The government says that Collins used “phishing” emails to retrieve passwords to celebrity iCloud and Gmail accounts. He sent emails that pretended to be from Apple asking celebrities to reset their password. When they entered the information, it didn’t go to Apple, it went to Collins instead.

This isn’t the first person that the FBI has investigated in connection to the stolen photos. It raided the house of a man named Emilio Herrera in 2014 and left with “several computers, cellphones, a Kindle, floppy disks, hard drives and thumb drives.” Herrera was not charged at the time.

What’s interesting about is that the US government doesn’t accuse Collins of publishing the images online. Instead it’s only charging him with obtaining the images. We still don’t know who “OriginalGuy” is — that’s the username of the person (or group of people) who leaked the images online. “OriginalGuy” claimed that he paid for many of the images using Bitcoin, but it’s not clear whether the photographs were sold to him by Collins.

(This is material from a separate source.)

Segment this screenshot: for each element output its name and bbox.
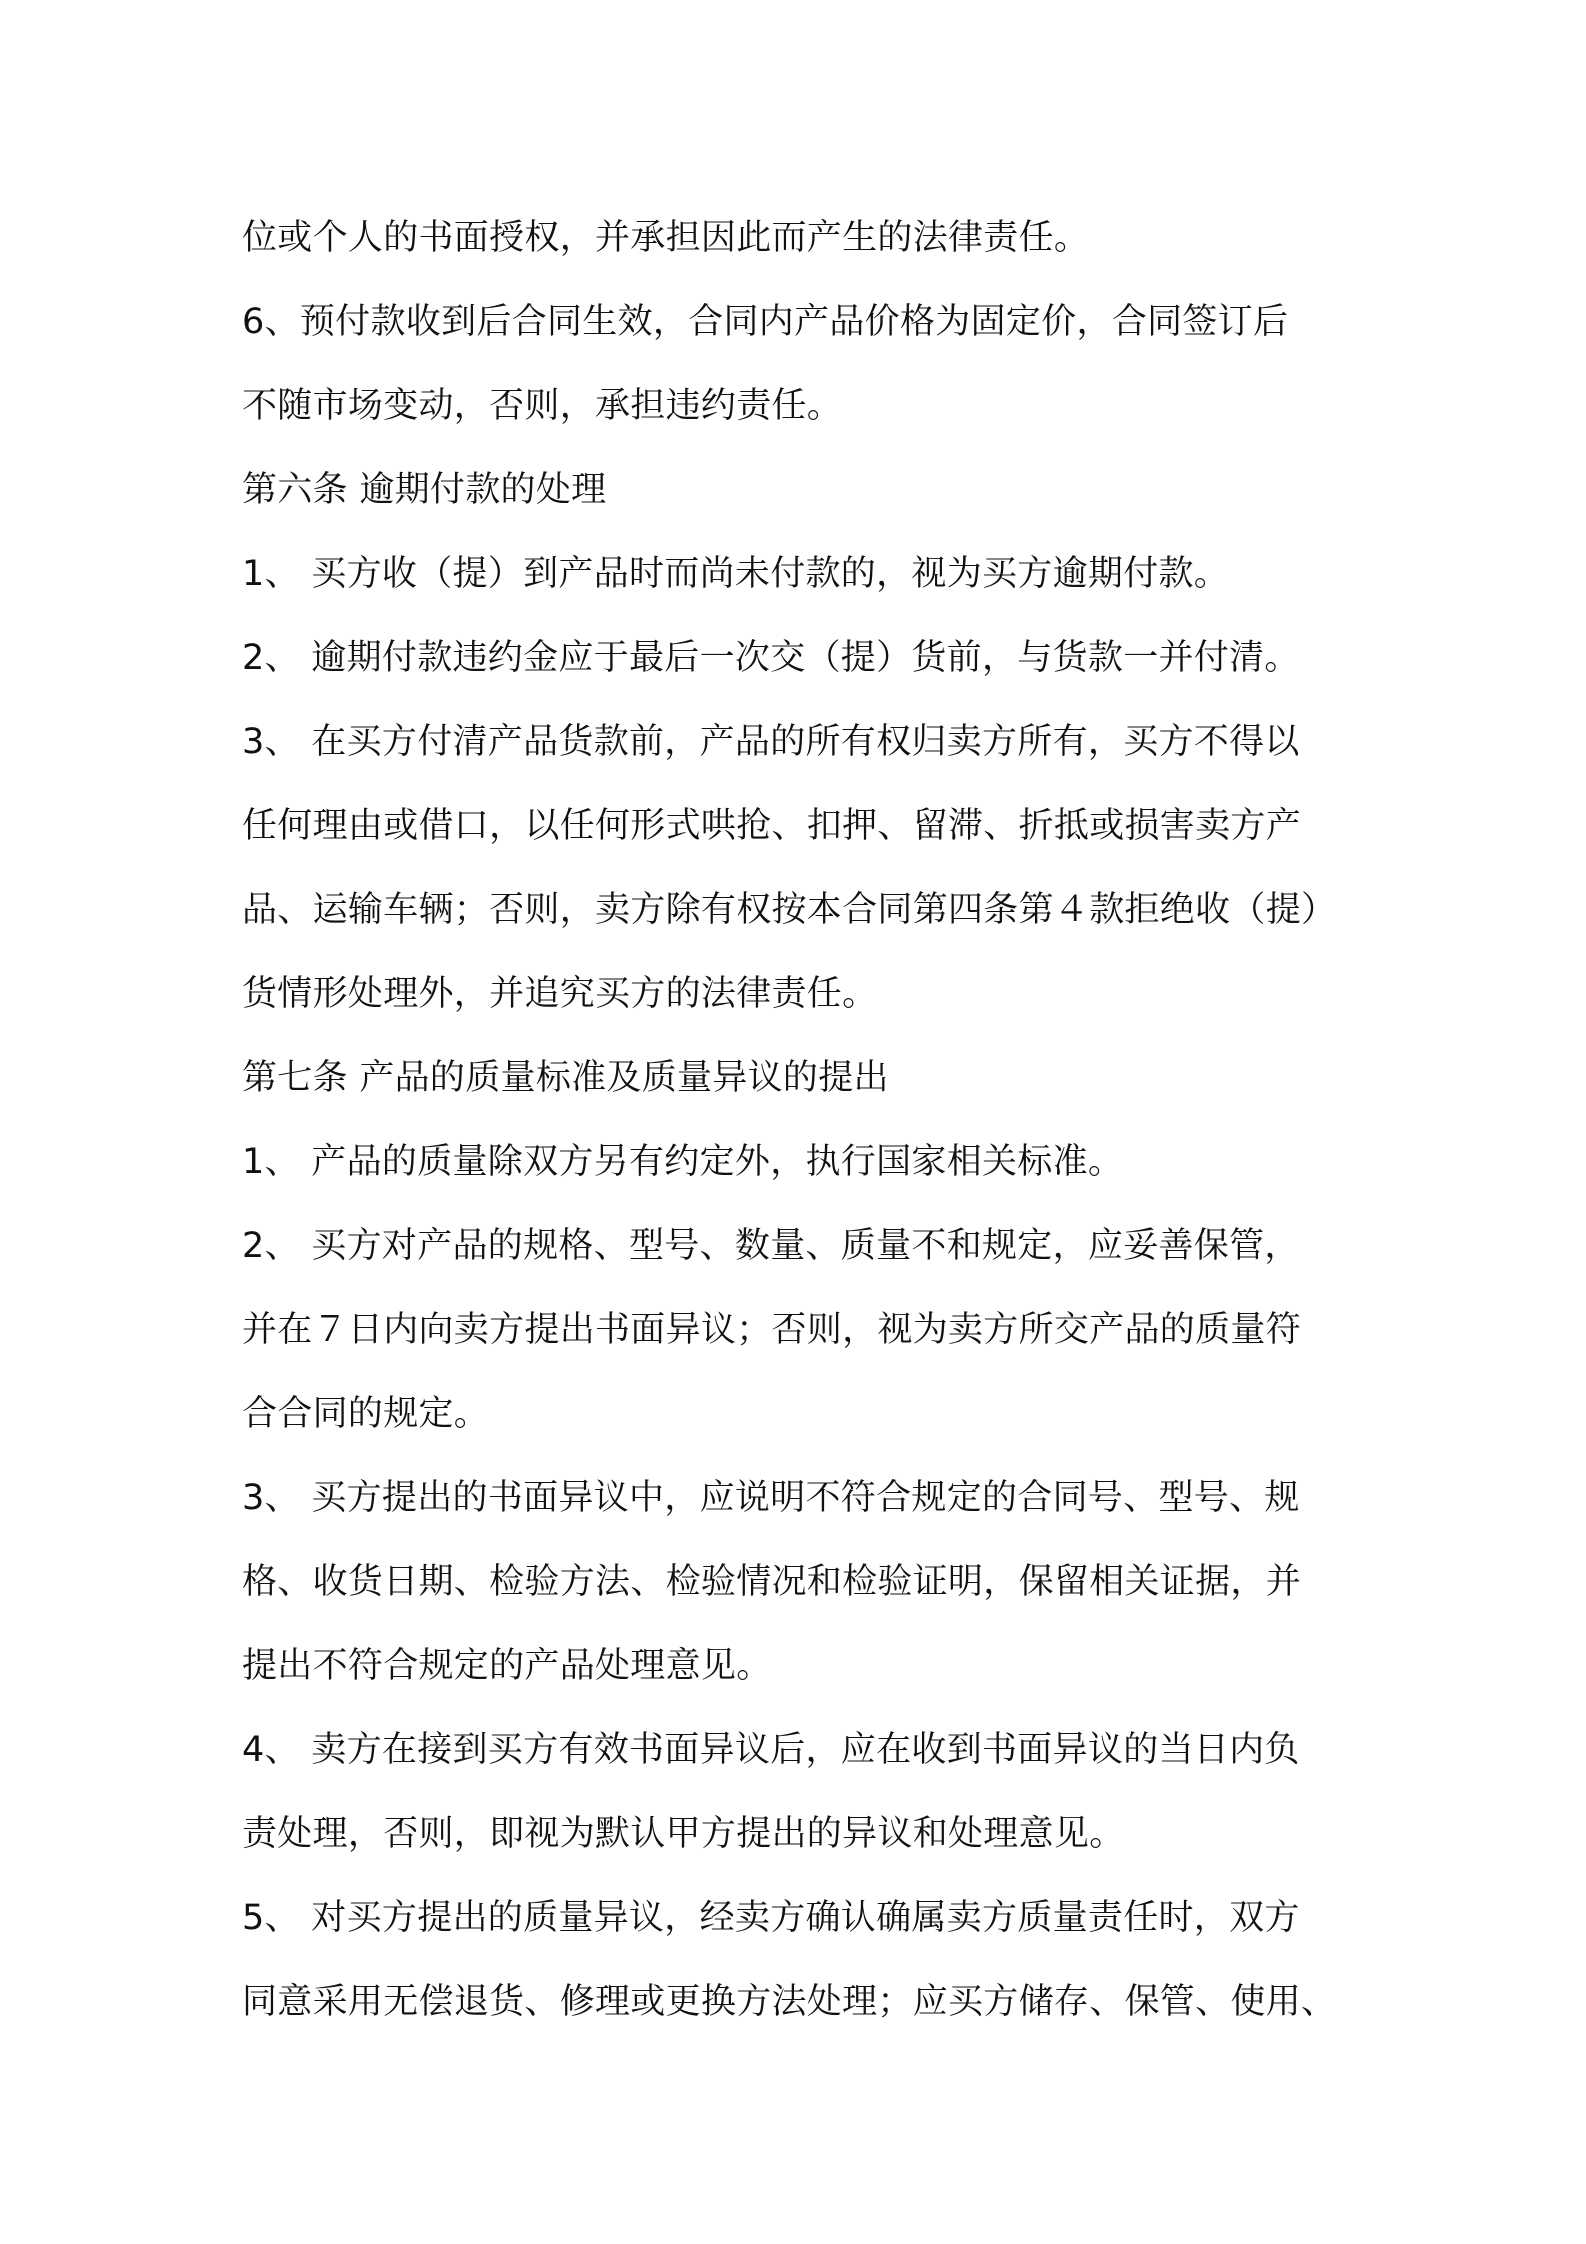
section-heading: 第七条 产品的质量标准及质量异议的提出 [242, 1058, 889, 1098]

Here’s what “OriginalGuy” said about the leak of photos at the time:

I didn’t take the money and run. Shit got weird once I started posting samples. AnonIB must have IP blocked me. I was spending all of my time trying to find proxies, and then when I could get on the site, was being hammered by everyone and I couldn’t even post. I got some private requests through email, but none ever came through. People wanted shit for free. Sure, I got $120 with my Bitcoin address, but when you consider how much time was spent acquiring this stuff (I’m not the hacker, just a collector), and the money (I paid a lot via Bitcoin as well to get certain sets when this stuff was being privately traded on Friday/Saturday) I really didn’t get close to what I was hoping for. Mainly because of the extra Bitcoin spammers spamming their own address … I proved I had shit, but people wanted more and more for free … When I posted samples, someone was tracking me, trying to find me. My ISP kept cutting out. Weird emails were coming in. It kinda freaked me out and I had to leave for a couple of hours.